Abstract
The random amplified polymorphic DNA (RAPD) assay and related techniques like the arbitrarily primed polymerase chain reaction (AP-PCR) have been shown to detect genotoxin-induced DNA damage and mutations. The changes occurring in RAPD profiles following genotoxic treatments include variation in band intensity as well as gain or loss of bands. However, the interpretation of the molecular events responsible for differences in the RAPD patterns is not an easy task since different DNA alterations can induce similar type of changes. In this study, we evaluated the effects of a number of DNA alterations on the RAPD profiles. Genomic DNA from different species was digested with restriction enzymes, ultrasonicated, treated with benzo[a]pyrene (B[a]P) diol epoxide (BPDE) and the resulting RAPD profiles were evaluated.
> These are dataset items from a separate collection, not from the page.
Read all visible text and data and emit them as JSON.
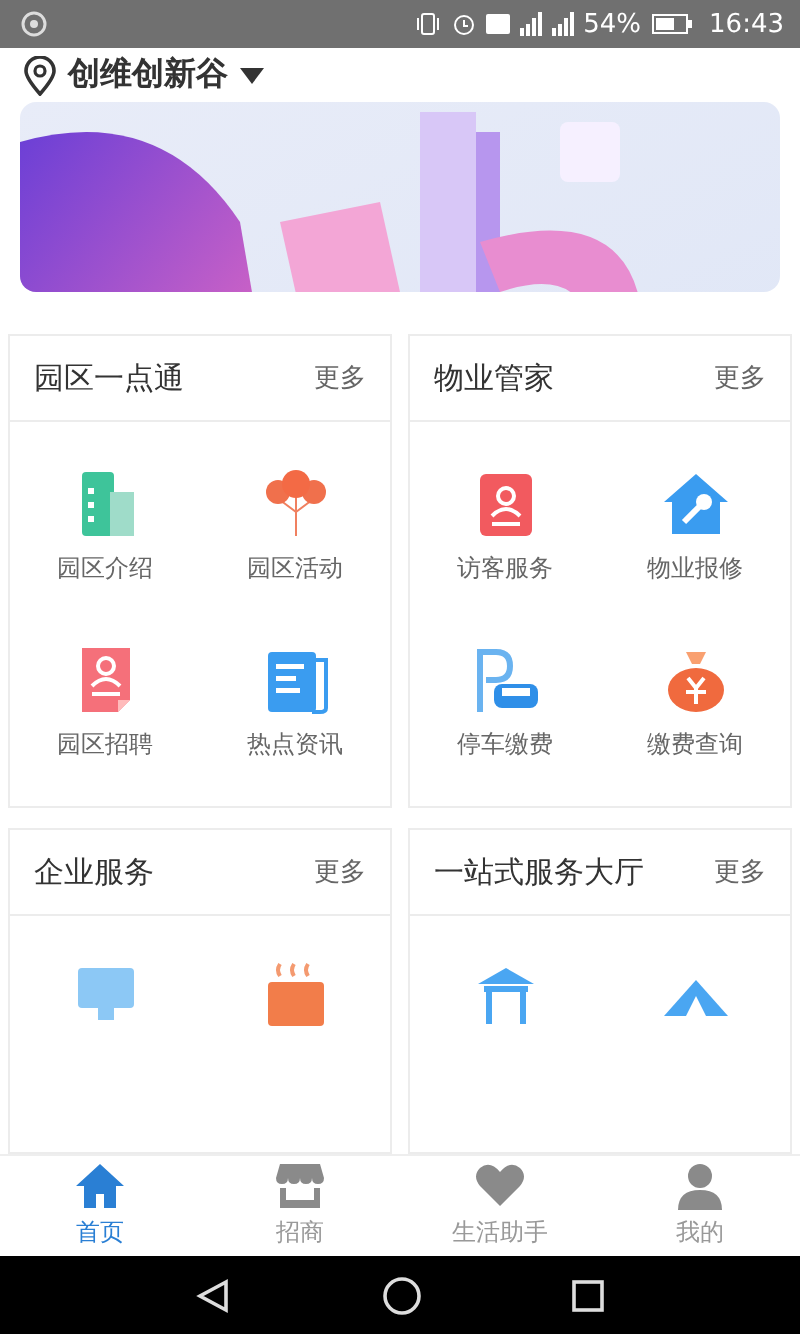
{
  "status_bar": {
    "battery": "54%",
    "time": "16:43"
  },
  "location": {
    "name": "创维创新谷"
  },
  "sections": [
    {
      "title": "园区一点通",
      "more": "更多",
      "items": [
        {
          "kind": "building",
          "label": "园区介绍"
        },
        {
          "kind": "balloons",
          "label": "园区活动"
        },
        {
          "kind": "resume",
          "label": "园区招聘"
        },
        {
          "kind": "news",
          "label": "热点资讯"
        }
      ]
    },
    {
      "title": "物业管家",
      "more": "更多",
      "items": [
        {
          "kind": "visitor",
          "label": "访客服务"
        },
        {
          "kind": "repair",
          "label": "物业报修"
        },
        {
          "kind": "parking",
          "label": "停车缴费"
        },
        {
          "kind": "payment",
          "label": "缴费查询"
        }
      ]
    },
    {
      "title": "企业服务",
      "more": "更多",
      "items": [
        {
          "kind": "monitor"
        },
        {
          "kind": "shop"
        }
      ]
    },
    {
      "title": "一站式服务大厅",
      "more": "更多",
      "items": [
        {
          "kind": "pavilion"
        },
        {
          "kind": "tent"
        }
      ]
    }
  ],
  "tabs": [
    {
      "label": "首页",
      "kind": "home",
      "selected": true
    },
    {
      "label": "招商",
      "kind": "store",
      "selected": false
    },
    {
      "label": "生活助手",
      "kind": "heart",
      "selected": false
    },
    {
      "label": "我的",
      "kind": "person",
      "selected": false
    }
  ]
}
In comparison to the enzymatic DNA digestions, sonication caused greater changes in the RAPD patterns and induced a dose-related disappearance of the high molecular weight amplicons. A DNA sample substantially modified with BPDE caused very similar changes but amplicons of low molecular weight were also affected. Appearance of new bands and increase in band intensity were also evident in the RAPD profiles generated by the BPDE-modified DNA. Random mutations occurring in mismatch repair-deficient strains did not cause any changes in the banding patterns whereas a single base change in 10-mer primers produced substantial differences. Finally, further research is required to better understand the potential and limitations of the RAPD assay for the detection of DNA damage and mutations.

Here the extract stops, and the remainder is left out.